(Reuters) – China’s bank regulator temporarily suspended this week new financial industry cybersecurity rules after feedback from banks, showing the practical challenges of the nation’s long-term effort to cut dependence on entrenched foreign technology.
In a notice issued on Monday and reviewed by Reuters, Chinese regulators said the decision on the rules, which would have effectively replaced foreign tech products with domestic alternatives, came after “financial institutions in the banking industry and related parties put forward opinions for improvements and proposed changes.”
Although U.S. technology firms, business lobbies and the White House have been the most vocal critics of the new rules, analysts say key opposition also likely came from within Chinese banks themselves, which like their peers around the world run critical operations on industry-standard products, from IBM (IBM.N) servers to Oracle Corp ORCL.O databases.
“The banks themselves have a limited acceptance of domestic IT products,” said Forrester analyst Gene Cao. “The banks want to avoid failures. For the banks, if there was a failure because of domestic equipment, the responsibility would be on them, not necessarily the CBRC.”
The notice from the China Banking Regulatory Commission (CBRC) and the Ministry of Industry and Information Technology said the rules will be re-issued after they are amended but did not say how long the process would take. The CBRC and the ministry declined to provide immediate comment on Friday.

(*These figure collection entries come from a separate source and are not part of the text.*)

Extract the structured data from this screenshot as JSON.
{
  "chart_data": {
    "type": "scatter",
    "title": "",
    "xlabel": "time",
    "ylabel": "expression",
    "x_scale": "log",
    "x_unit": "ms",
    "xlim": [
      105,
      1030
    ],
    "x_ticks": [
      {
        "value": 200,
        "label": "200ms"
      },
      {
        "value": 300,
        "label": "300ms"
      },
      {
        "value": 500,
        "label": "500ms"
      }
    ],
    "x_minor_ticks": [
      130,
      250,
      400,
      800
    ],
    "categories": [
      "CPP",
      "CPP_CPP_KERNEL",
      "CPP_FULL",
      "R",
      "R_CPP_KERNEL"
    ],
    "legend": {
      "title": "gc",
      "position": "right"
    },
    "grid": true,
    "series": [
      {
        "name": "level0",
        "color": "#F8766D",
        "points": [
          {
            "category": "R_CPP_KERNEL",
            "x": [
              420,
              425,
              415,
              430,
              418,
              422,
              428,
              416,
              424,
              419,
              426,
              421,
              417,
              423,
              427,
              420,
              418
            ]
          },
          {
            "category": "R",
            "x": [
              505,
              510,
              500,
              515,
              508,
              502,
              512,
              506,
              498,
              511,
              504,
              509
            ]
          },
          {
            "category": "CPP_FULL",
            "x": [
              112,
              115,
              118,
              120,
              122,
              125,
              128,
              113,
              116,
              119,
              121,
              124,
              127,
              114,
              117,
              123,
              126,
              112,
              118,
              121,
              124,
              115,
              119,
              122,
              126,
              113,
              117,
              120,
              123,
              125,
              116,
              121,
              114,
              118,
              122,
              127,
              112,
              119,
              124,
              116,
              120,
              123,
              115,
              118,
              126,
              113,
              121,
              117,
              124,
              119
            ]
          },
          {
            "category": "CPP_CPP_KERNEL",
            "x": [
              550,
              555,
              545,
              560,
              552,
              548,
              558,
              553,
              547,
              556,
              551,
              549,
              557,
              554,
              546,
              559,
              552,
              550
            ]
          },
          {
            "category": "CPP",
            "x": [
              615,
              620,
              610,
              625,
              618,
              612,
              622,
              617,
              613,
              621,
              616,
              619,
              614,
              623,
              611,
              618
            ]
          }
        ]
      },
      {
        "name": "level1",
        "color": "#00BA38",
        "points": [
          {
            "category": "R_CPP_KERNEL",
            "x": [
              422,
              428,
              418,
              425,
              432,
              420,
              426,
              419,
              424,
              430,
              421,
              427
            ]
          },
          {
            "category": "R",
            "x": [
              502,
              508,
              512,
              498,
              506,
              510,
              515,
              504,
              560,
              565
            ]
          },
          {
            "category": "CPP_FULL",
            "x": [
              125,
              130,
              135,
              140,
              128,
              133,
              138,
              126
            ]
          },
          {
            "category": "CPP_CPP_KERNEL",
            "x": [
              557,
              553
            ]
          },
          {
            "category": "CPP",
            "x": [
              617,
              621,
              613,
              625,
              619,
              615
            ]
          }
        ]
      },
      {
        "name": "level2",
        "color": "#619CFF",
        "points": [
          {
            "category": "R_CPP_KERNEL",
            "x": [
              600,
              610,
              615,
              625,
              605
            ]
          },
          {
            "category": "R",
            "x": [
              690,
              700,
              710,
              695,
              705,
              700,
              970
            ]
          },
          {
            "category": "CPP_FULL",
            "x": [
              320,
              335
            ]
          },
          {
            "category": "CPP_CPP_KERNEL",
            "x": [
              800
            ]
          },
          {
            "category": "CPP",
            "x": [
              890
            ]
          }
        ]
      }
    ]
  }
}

China has recently advanced a wave of new policies to tighten cybersecurity roughly 18 months after former National Security Agency contractor Edward Snowden disclosed that U.S. spy agencies planted code in American tech exports to snoop on overseas targets.
The Chinese policies, most clearly articulated in the bank-technology rules and a proposed counter-terrorism law, call for greater use of “secure and controllable” technology products that are developed in China or have released their source code to Chinese inspectors. Foreign business groups and governments argue the rules are unfair and motivated by protectionism and would hamper Chinese business operations.
The United States said on Friday it welcomed the decision. “We understand China has issued an official notice to its banking sector, suspending banking measures that impose serious restrictions on foreign firms. Premier Li, in my meeting with him on Monday, conveyed this decision to me personally. We welcome this suspension,” U.S. Secretary of Commerce Penny Pritzker said in emailed comments to Reuters.
Anticipating the official announcement of the bank rules last December, technology departments at China’s large banks have been testing running Chinese equipment since early last year, mostly with non-critical operations, according to people with knowledge of the matter.
“I think the government concern is reasonable, but it’s technically impossible to comply with such rules,” said a banker at a foreign bank in China who declined to be identified because of the sensitivity of the matter.
The notice came on the same day when 31 foreign trade associations urged Chinese leaders to “suspend implementation of the guidelines through a written public notice…and initiate a formal public consultation consistent with China’s international obligations.”
Analysts say there is little doubt that Chinese leaders are committed to weaning the country off foreign technology and developing domestic contenders as a long-term ambition.
China is also working on an anti-terrorism law that would require foreign companies to hand over encryption keys, triggering U.S. protests.
Reuters reported in March that China had agreed to delay implementing the technology restrictions, which have grown to become a major irritant in U.S.-China relations.
Washington has said it is working with allies in Europe and Japan to break down the Chinese barriers and had requested through the World Trade Organization that Beijing clarify the banking technology rules.